Elimde bir bulgu yok ama darbe başarılı olsaydı, belki de aynı anda birçok kapıdan “giriş” olacaktı.
PYD/PKK, DEAŞve Esed birlikleri, sabaha karşı, “özellikle” açık bırakılmış kapılardan girip, hisselerine düşen bölgeyi işgal edeceklerdi. (Bu cümleden olarak, PKK ve diğer terör gruplarının, 10 Temmuz’dan sonra “suskunluğa” büründüğünü hatırlatalım. Türkiye’ye saldırmak için fırsat kollayan terör örgütleri, darbe günü olan 15 Temmuz’a kadar neredeyse mantar tabancası bile patlatmadılar. Neden acaba?)
Bir süre sonra, belki de, NATO müdahil olacaktı.
Darbe iç savaşa dönüşseydi, müttefiklerimiz (!) çağrı üzerine ya da durumdan vazife çıkararak (kaosa son vermek âli maksadıyla) Türkiye’ye “barış güçlerini” (!) yollayacak, “fiili işgal sürecini” başlatacaklardı.
İlaveten, Kıbrıs’ta konuşlu İngiliz birliklerinin, Türkiye’de mukim 50 bin İngiliz vatandaşının güvenliğini sağlamak için harekât emri beklediği bilgisini aktaralım, tam olsun...
Demek ki neymiş?
Birçoğumuzun alışkanlıkla “darbe” dediği 15 Temmuz, sadece bir darbe girişimi değil, aynı zamanda Türkiye’yi işgale hazırlayan ve dış dünyadan ittifaklar bulmuş Batı orijinli askerî bir hareketlilikmiş.

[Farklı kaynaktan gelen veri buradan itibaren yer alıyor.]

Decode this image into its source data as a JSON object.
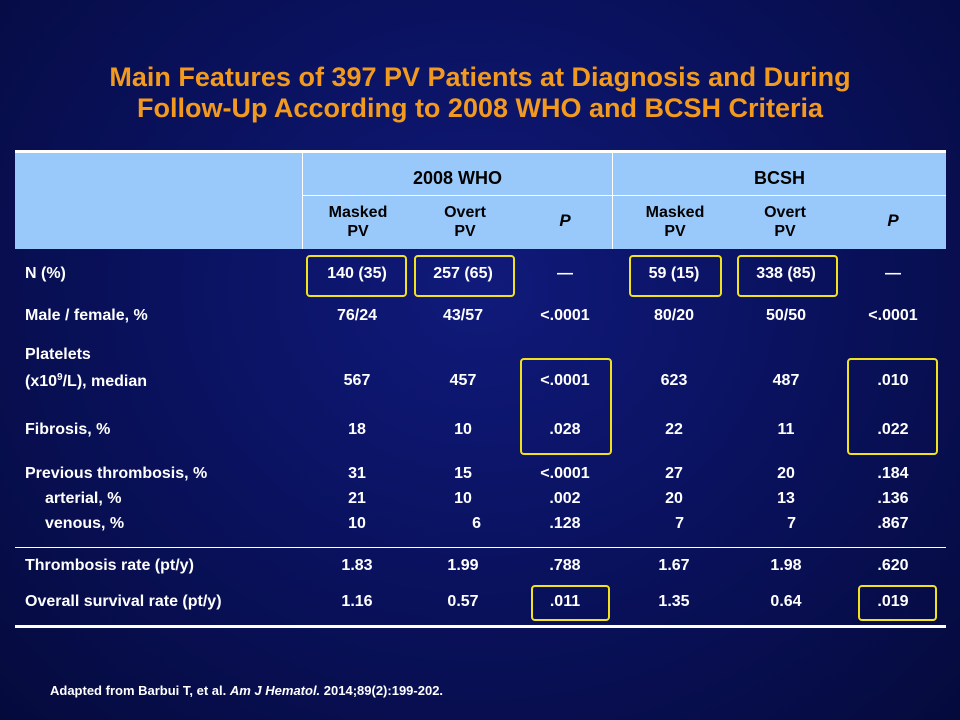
{
  "title": {
    "line1": "Main Features of 397 PV Patients at Diagnosis and During",
    "line2": "Follow-Up According to 2008 WHO and BCSH Criteria"
  },
  "groups": {
    "who": "2008 WHO",
    "bcsh": "BCSH"
  },
  "subheads": {
    "masked_1": "Masked",
    "masked_2": "PV",
    "overt_1": "Overt",
    "overt_2": "PV",
    "p": "P"
  },
  "rows": {
    "n": {
      "label": "N (%)",
      "values": [
        "140 (35)",
        "257 (65)",
        "—",
        "59 (15)",
        "338 (85)",
        "—"
      ]
    },
    "sex": {
      "label": "Male / female, %",
      "values": [
        "76/24",
        "43/57",
        "<.0001",
        "80/20",
        "50/50",
        "<.0001"
      ]
    },
    "platelets": {
      "label_1": "Platelets",
      "label_2a": "(x10",
      "label_sup": "9",
      "label_2b": "/L), median",
      "values": [
        "567",
        "457",
        "<.0001",
        "623",
        "487",
        ".010"
      ]
    },
    "fibrosis": {
      "label": "Fibrosis, %",
      "values": [
        "18",
        "10",
        ".028",
        "22",
        "11",
        ".022"
      ]
    },
    "prev_thrombosis": {
      "label": "Previous thrombosis, %",
      "values": [
        "31",
        "15",
        "<.0001",
        "27",
        "20",
        ".184"
      ]
    },
    "arterial": {
      "label": "arterial, %",
      "values": [
        "21",
        "10",
        ".002",
        "20",
        "13",
        ".136"
      ]
    },
    "venous": {
      "label": "venous, %",
      "values": [
        "10",
        "6",
        ".128",
        "7",
        "7",
        ".867"
      ]
    },
    "thrombosis_rate": {
      "label": "Thrombosis rate (pt/y)",
      "values": [
        "1.83",
        "1.99",
        ".788",
        "1.67",
        "1.98",
        ".620"
      ]
    },
    "survival": {
      "label": "Overall survival rate (pt/y)",
      "values": [
        "1.16",
        "0.57",
        ".011",
        "1.35",
        "0.64",
        ".019"
      ]
    }
  },
  "footer": {
    "prefix": "Adapted from Barbui T, et al. ",
    "journal": "Am J Hematol.",
    "suffix": " 2014;89(2):199-202."
  },
  "colors": {
    "background": "#0a1260",
    "title": "#f29a1f",
    "header": "#99c9fb",
    "highlight": "#f2e21d"
  }
}
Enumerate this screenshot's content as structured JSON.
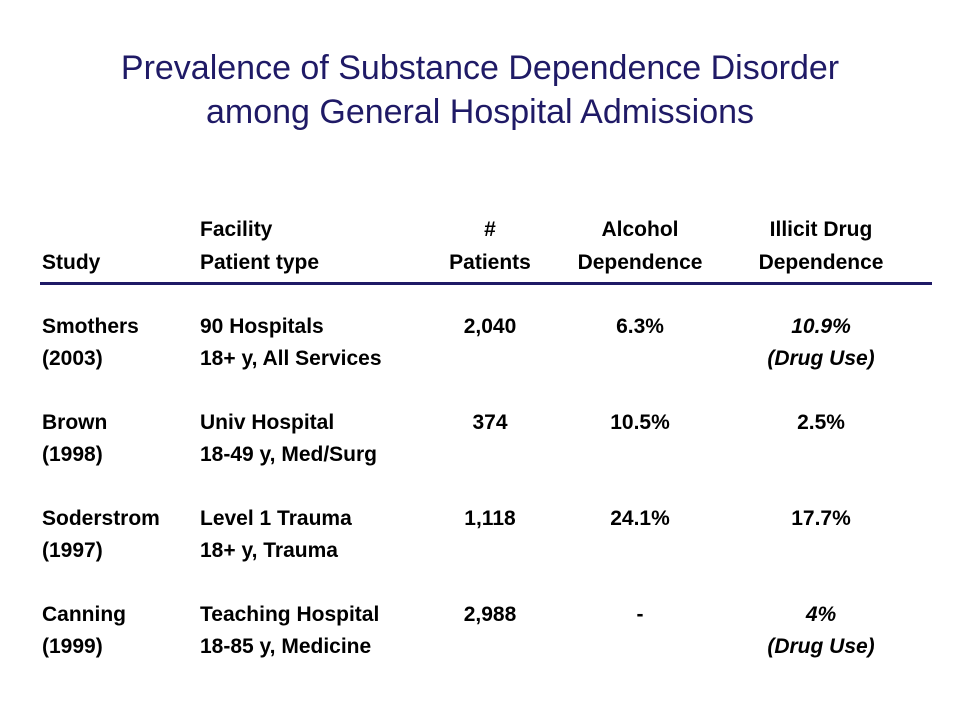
{
  "title": {
    "line1": "Prevalence of Substance Dependence Disorder",
    "line2": "among General Hospital Admissions"
  },
  "headers": {
    "study": "Study",
    "facility_line1": "Facility",
    "facility_line2": "Patient type",
    "patients_line1": "#",
    "patients_line2": "Patients",
    "alcohol_line1": "Alcohol",
    "alcohol_line2": "Dependence",
    "drug_line1": "Illicit Drug",
    "drug_line2": "Dependence"
  },
  "rows": [
    {
      "study": "Smothers",
      "year": "(2003)",
      "facility": "90 Hospitals",
      "patient_type": "18+ y, All Services",
      "patients": "2,040",
      "alcohol": "6.3%",
      "drug": "10.9%",
      "drug_note": "(Drug Use)"
    },
    {
      "study": "Brown",
      "year": "(1998)",
      "facility": "Univ Hospital",
      "patient_type": "18-49 y, Med/Surg",
      "patients": "374",
      "alcohol": "10.5%",
      "drug": "2.5%",
      "drug_note": ""
    },
    {
      "study": "Soderstrom",
      "year": "(1997)",
      "facility": "Level 1 Trauma",
      "patient_type": "18+ y, Trauma",
      "patients": "1,118",
      "alcohol": "24.1%",
      "drug": "17.7%",
      "drug_note": ""
    },
    {
      "study": "Canning",
      "year": "(1999)",
      "facility": "Teaching Hospital",
      "patient_type": "18-85 y, Medicine",
      "patients": "2,988",
      "alcohol": "-",
      "drug": "4%",
      "drug_note": "(Drug Use)"
    }
  ],
  "colors": {
    "title": "#1f1a66",
    "rule": "#1f1a66",
    "text": "#000000"
  }
}
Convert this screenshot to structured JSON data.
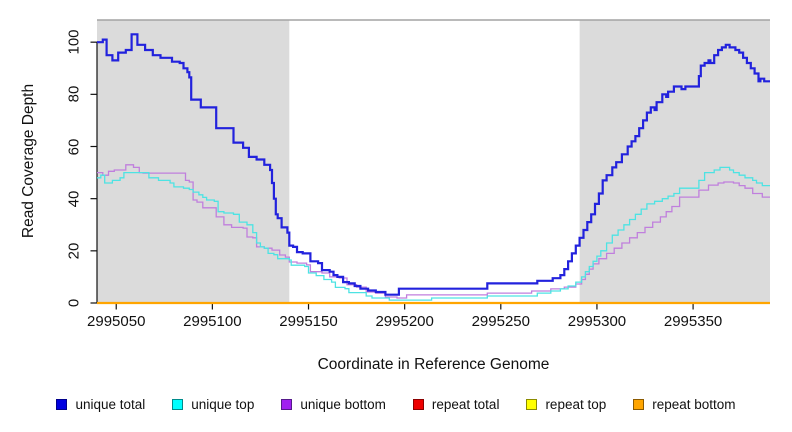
{
  "figure": {
    "background": "#ffffff"
  },
  "axes": {
    "y_title": "Read Coverage Depth",
    "x_title": "Coordinate in Reference Genome",
    "x_tick_values": [
      2995050,
      2995100,
      2995150,
      2995200,
      2995250,
      2995300,
      2995350
    ],
    "x_tick_labels": [
      "2995050",
      "2995100",
      "2995150",
      "2995200",
      "2995250",
      "2995300",
      "2995350"
    ],
    "y_tick_values": [
      0,
      20,
      40,
      60,
      80,
      100
    ],
    "y_tick_labels": [
      "0",
      "20",
      "40",
      "60",
      "80",
      "100"
    ],
    "axis_color": "#111111"
  },
  "chart_data": {
    "type": "line",
    "step": true,
    "title": "",
    "xlabel": "Coordinate in Reference Genome",
    "ylabel": "Read Coverage Depth",
    "xlim": [
      2995040,
      2995390
    ],
    "ylim": [
      0,
      108.5
    ],
    "grid": false,
    "legend_position": "bottom",
    "shaded_regions": [
      {
        "x1": 2995040,
        "x2": 2995140,
        "color": "#dbdbdb"
      },
      {
        "x1": 2995291,
        "x2": 2995390,
        "color": "#dbdbdb"
      }
    ],
    "top_border": {
      "y": 108.5,
      "color": "#a3a3a3",
      "width": 1.5
    },
    "series": [
      {
        "name": "unique total",
        "color": "#2222dd",
        "line_width": 2.2,
        "draw_order": 6,
        "points": [
          [
            2995040,
            100
          ],
          [
            2995043,
            101
          ],
          [
            2995045,
            95
          ],
          [
            2995048,
            93
          ],
          [
            2995051,
            96
          ],
          [
            2995055,
            97
          ],
          [
            2995058,
            103
          ],
          [
            2995061,
            99
          ],
          [
            2995065,
            97
          ],
          [
            2995069,
            95
          ],
          [
            2995073,
            94
          ],
          [
            2995077,
            94
          ],
          [
            2995079,
            92.5
          ],
          [
            2995083,
            92
          ],
          [
            2995085,
            90
          ],
          [
            2995087,
            88.5
          ],
          [
            2995088,
            86.5
          ],
          [
            2995089,
            78
          ],
          [
            2995094,
            75
          ],
          [
            2995102,
            67
          ],
          [
            2995111,
            61.5
          ],
          [
            2995116,
            59.5
          ],
          [
            2995119,
            56
          ],
          [
            2995123,
            55
          ],
          [
            2995127,
            53
          ],
          [
            2995130,
            51
          ],
          [
            2995131,
            46
          ],
          [
            2995132,
            40
          ],
          [
            2995133,
            34
          ],
          [
            2995134,
            32.5
          ],
          [
            2995136,
            29
          ],
          [
            2995139,
            27
          ],
          [
            2995140,
            22
          ],
          [
            2995142,
            21.5
          ],
          [
            2995144,
            19.5
          ],
          [
            2995147,
            19
          ],
          [
            2995151,
            16
          ],
          [
            2995155,
            15.3
          ],
          [
            2995157,
            12.6
          ],
          [
            2995161,
            12
          ],
          [
            2995163,
            10.7
          ],
          [
            2995165,
            10
          ],
          [
            2995168,
            8
          ],
          [
            2995171,
            7.5
          ],
          [
            2995174,
            6.5
          ],
          [
            2995177,
            5.5
          ],
          [
            2995181,
            4.8
          ],
          [
            2995185,
            4.2
          ],
          [
            2995190,
            3.2
          ],
          [
            2995197,
            5.5
          ],
          [
            2995243,
            7.5
          ],
          [
            2995269,
            8.5
          ],
          [
            2995277,
            9.5
          ],
          [
            2995281,
            10.7
          ],
          [
            2995283,
            13
          ],
          [
            2995285,
            16
          ],
          [
            2995287,
            19
          ],
          [
            2995289,
            22
          ],
          [
            2995291,
            25
          ],
          [
            2995293,
            28
          ],
          [
            2995295,
            31
          ],
          [
            2995297,
            34
          ],
          [
            2995299,
            38
          ],
          [
            2995301,
            42
          ],
          [
            2995303,
            47
          ],
          [
            2995305,
            49
          ],
          [
            2995308,
            52
          ],
          [
            2995310,
            54
          ],
          [
            2995313,
            57
          ],
          [
            2995316,
            60
          ],
          [
            2995318,
            62
          ],
          [
            2995320,
            64
          ],
          [
            2995322,
            67
          ],
          [
            2995324,
            70
          ],
          [
            2995326,
            73
          ],
          [
            2995328,
            75
          ],
          [
            2995330,
            74
          ],
          [
            2995331,
            77
          ],
          [
            2995334,
            80
          ],
          [
            2995336,
            79
          ],
          [
            2995337,
            81
          ],
          [
            2995340,
            83
          ],
          [
            2995343,
            83
          ],
          [
            2995344,
            82
          ],
          [
            2995346,
            83
          ],
          [
            2995353,
            87
          ],
          [
            2995354,
            91
          ],
          [
            2995356,
            92
          ],
          [
            2995358,
            93
          ],
          [
            2995359,
            92
          ],
          [
            2995361,
            95
          ],
          [
            2995363,
            97
          ],
          [
            2995365,
            98
          ],
          [
            2995367,
            99
          ],
          [
            2995369,
            98
          ],
          [
            2995372,
            97
          ],
          [
            2995374,
            96
          ],
          [
            2995376,
            94
          ],
          [
            2995378,
            92
          ],
          [
            2995380,
            90
          ],
          [
            2995382,
            88
          ],
          [
            2995384,
            85
          ],
          [
            2995385,
            86
          ],
          [
            2995387,
            85
          ],
          [
            2995390,
            85
          ]
        ]
      },
      {
        "name": "unique top",
        "color": "#4de3e3",
        "line_width": 1.3,
        "draw_order": 5,
        "points": [
          [
            2995040,
            48
          ],
          [
            2995042,
            49
          ],
          [
            2995044,
            46
          ],
          [
            2995048,
            47
          ],
          [
            2995052,
            48
          ],
          [
            2995054,
            50
          ],
          [
            2995065,
            50
          ],
          [
            2995067,
            48
          ],
          [
            2995072,
            47
          ],
          [
            2995078,
            46
          ],
          [
            2995080,
            44.5
          ],
          [
            2995085,
            44
          ],
          [
            2995088,
            43.5
          ],
          [
            2995090,
            42.5
          ],
          [
            2995093,
            41.5
          ],
          [
            2995095,
            40.5
          ],
          [
            2995097,
            39.5
          ],
          [
            2995101,
            39
          ],
          [
            2995103,
            35
          ],
          [
            2995106,
            34.5
          ],
          [
            2995111,
            34
          ],
          [
            2995114,
            31
          ],
          [
            2995118,
            30
          ],
          [
            2995121,
            27
          ],
          [
            2995123,
            23
          ],
          [
            2995125,
            21.5
          ],
          [
            2995127,
            21
          ],
          [
            2995129,
            19
          ],
          [
            2995132,
            18.5
          ],
          [
            2995134,
            17
          ],
          [
            2995140,
            16.5
          ],
          [
            2995141,
            14.5
          ],
          [
            2995148,
            14
          ],
          [
            2995150,
            11.5
          ],
          [
            2995154,
            10.5
          ],
          [
            2995158,
            9
          ],
          [
            2995162,
            8
          ],
          [
            2995164,
            6
          ],
          [
            2995169,
            5.5
          ],
          [
            2995171,
            4
          ],
          [
            2995180,
            2.7
          ],
          [
            2995183,
            1.9
          ],
          [
            2995192,
            1.1
          ],
          [
            2995214,
            1.9
          ],
          [
            2995243,
            2.7
          ],
          [
            2995269,
            3.8
          ],
          [
            2995276,
            4.6
          ],
          [
            2995281,
            5.4
          ],
          [
            2995285,
            6.5
          ],
          [
            2995289,
            8
          ],
          [
            2995292,
            10
          ],
          [
            2995294,
            12
          ],
          [
            2995296,
            14
          ],
          [
            2995298,
            16
          ],
          [
            2995300,
            18
          ],
          [
            2995302,
            20
          ],
          [
            2995305,
            23
          ],
          [
            2995308,
            26
          ],
          [
            2995311,
            28
          ],
          [
            2995314,
            30
          ],
          [
            2995317,
            32
          ],
          [
            2995320,
            34
          ],
          [
            2995323,
            36
          ],
          [
            2995326,
            38
          ],
          [
            2995330,
            39
          ],
          [
            2995334,
            40
          ],
          [
            2995337,
            41
          ],
          [
            2995340,
            42
          ],
          [
            2995343,
            44
          ],
          [
            2995353,
            47
          ],
          [
            2995356,
            50
          ],
          [
            2995361,
            51
          ],
          [
            2995364,
            52
          ],
          [
            2995369,
            51
          ],
          [
            2995371,
            50
          ],
          [
            2995374,
            49
          ],
          [
            2995377,
            48
          ],
          [
            2995381,
            47
          ],
          [
            2995383,
            46
          ],
          [
            2995386,
            45
          ],
          [
            2995390,
            45
          ]
        ]
      },
      {
        "name": "unique bottom",
        "color": "#c07fdd",
        "line_width": 1.3,
        "draw_order": 4,
        "points": [
          [
            2995040,
            50
          ],
          [
            2995043,
            49
          ],
          [
            2995046,
            50.5
          ],
          [
            2995049,
            51
          ],
          [
            2995055,
            53
          ],
          [
            2995059,
            52
          ],
          [
            2995062,
            50
          ],
          [
            2995064,
            49.8
          ],
          [
            2995085,
            49.8
          ],
          [
            2995086,
            47
          ],
          [
            2995088,
            46.4
          ],
          [
            2995090,
            39.5
          ],
          [
            2995092,
            38.7
          ],
          [
            2995095,
            36.5
          ],
          [
            2995102,
            33
          ],
          [
            2995106,
            30
          ],
          [
            2995110,
            29
          ],
          [
            2995116,
            28.7
          ],
          [
            2995118,
            25.3
          ],
          [
            2995121,
            25
          ],
          [
            2995123,
            21.5
          ],
          [
            2995127,
            21
          ],
          [
            2995131,
            20.3
          ],
          [
            2995135,
            18.4
          ],
          [
            2995138,
            17.6
          ],
          [
            2995140,
            15.7
          ],
          [
            2995144,
            15.3
          ],
          [
            2995149,
            14.6
          ],
          [
            2995151,
            12
          ],
          [
            2995157,
            11.5
          ],
          [
            2995161,
            10
          ],
          [
            2995166,
            9.6
          ],
          [
            2995170,
            7
          ],
          [
            2995175,
            6.1
          ],
          [
            2995180,
            4.2
          ],
          [
            2995185,
            3.8
          ],
          [
            2995190,
            2.3
          ],
          [
            2995196,
            1.9
          ],
          [
            2995201,
            3.1
          ],
          [
            2995243,
            3.8
          ],
          [
            2995266,
            4.6
          ],
          [
            2995276,
            5.4
          ],
          [
            2995283,
            6.1
          ],
          [
            2995289,
            7.3
          ],
          [
            2995292,
            9
          ],
          [
            2995294,
            11
          ],
          [
            2995296,
            13
          ],
          [
            2995298,
            15
          ],
          [
            2995301,
            17
          ],
          [
            2995305,
            19
          ],
          [
            2995309,
            21
          ],
          [
            2995313,
            23
          ],
          [
            2995317,
            25
          ],
          [
            2995321,
            27
          ],
          [
            2995325,
            29
          ],
          [
            2995329,
            31
          ],
          [
            2995333,
            33
          ],
          [
            2995336,
            35
          ],
          [
            2995339,
            37
          ],
          [
            2995343,
            40.6
          ],
          [
            2995353,
            43.3
          ],
          [
            2995358,
            45.2
          ],
          [
            2995363,
            46
          ],
          [
            2995366,
            46.4
          ],
          [
            2995371,
            46
          ],
          [
            2995374,
            45
          ],
          [
            2995377,
            44
          ],
          [
            2995381,
            42
          ],
          [
            2995386,
            40.6
          ],
          [
            2995390,
            40.6
          ]
        ]
      },
      {
        "name": "repeat total",
        "color": "#dd0000",
        "line_width": 1.4,
        "draw_order": 1,
        "points": [
          [
            2995040,
            0
          ],
          [
            2995390,
            0
          ]
        ]
      },
      {
        "name": "repeat top",
        "color": "#ffff00",
        "line_width": 1.4,
        "draw_order": 2,
        "points": [
          [
            2995040,
            0
          ],
          [
            2995390,
            0
          ]
        ]
      },
      {
        "name": "repeat bottom",
        "color": "#ffa500",
        "line_width": 2.2,
        "draw_order": 3,
        "points": [
          [
            2995040,
            0
          ],
          [
            2995390,
            0
          ]
        ]
      }
    ]
  },
  "legend": {
    "items": [
      {
        "label": "unique total",
        "fill": "#0000e0",
        "border": "#00008b"
      },
      {
        "label": "unique top",
        "fill": "#00ffff",
        "border": "#008b8b"
      },
      {
        "label": "unique bottom",
        "fill": "#a020f0",
        "border": "#551a8b"
      },
      {
        "label": "repeat total",
        "fill": "#ee0000",
        "border": "#8b0000"
      },
      {
        "label": "repeat top",
        "fill": "#ffff00",
        "border": "#8b8b00"
      },
      {
        "label": "repeat bottom",
        "fill": "#ffa500",
        "border": "#8b5a00"
      }
    ]
  }
}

Darbe başarılı olsaydı, başımıza neler geleceğini, FETÖ’cüleri deşifre ettiği için 5 yıl hapiste tutulan eski askeri savcı Ahmet Zeki Üçok’tan dinleyelim bir de...
Bugüne kadar FETÖ’yle ilgili bütün öngörüleri doğru çıkmış Üçok 15 Temmuz’la ilgili şu değerlendirmeyi yapıyor: “Darbe başarılı olsaydı Türkiye'nin güneydoğusunda bir Kürt Devleti, doğusunda bir Ermeni devlet yapılanması olacaktı. Türkiye parçalanacaktı. Daha sonra büyük bir katliam olacaktı. İçeride kendilerine muhalif olarak gördükleri kişileri yargılamayı bırakın, darbe sürecinde herkesi öldüreceklerdi.”
Üçok’un çizdiği “kötü tablo”, birinci Dünya Savaşı’ndan sonra karşımıza çıkmıştı.
Mağlubiyetimizin faturası olarak, “Sevr Planı”nı dayatmışlardı:
Parçalanmış bir ülke...
Güneydoğuda bir Kürt Devleti, doğuda bir Ermeni Devleti...
Batıda (İzmir ve havalisinde, sonradan Yunanistan’a bağlanacak) “İonia Cumhuriyeti...”
Devam ediyor Üçok: “FETÖ başarsaydı, ülkenin başına getirilecek kişiler dış istihbarat örgütlerine bağlı isimler arasından seçilecekti. Türkiye, bu istihbarat örgütlerinin istekleri doğrultusunda yönetilecekti. Adımız belki Türkiye Cumhuriyeti Devleti olacaktı ama ne yazık ki Amerikan mandası olacaktık...”
Demek ki neymiş?
Fetullahçıların, “manda” fikriyatını seslendiren İngiliz muhiplerinden ve Amerika’yla “yakın temas” isteyen erken dönem liberallerinden farkı yokmuş.
Demek ki 15 Temmuz, aynı zamanda bir “mandacı kalkışması”ymış.
Bu cümleden olarak, hangi FETÖ’cüyle konuşursanız konuşun kafasındaki Sevr Planı’nı “anında” fark edeceksiniz! Kasasını açın, mutlaka bir Sevr Planı’yla karşılaşacaksınız!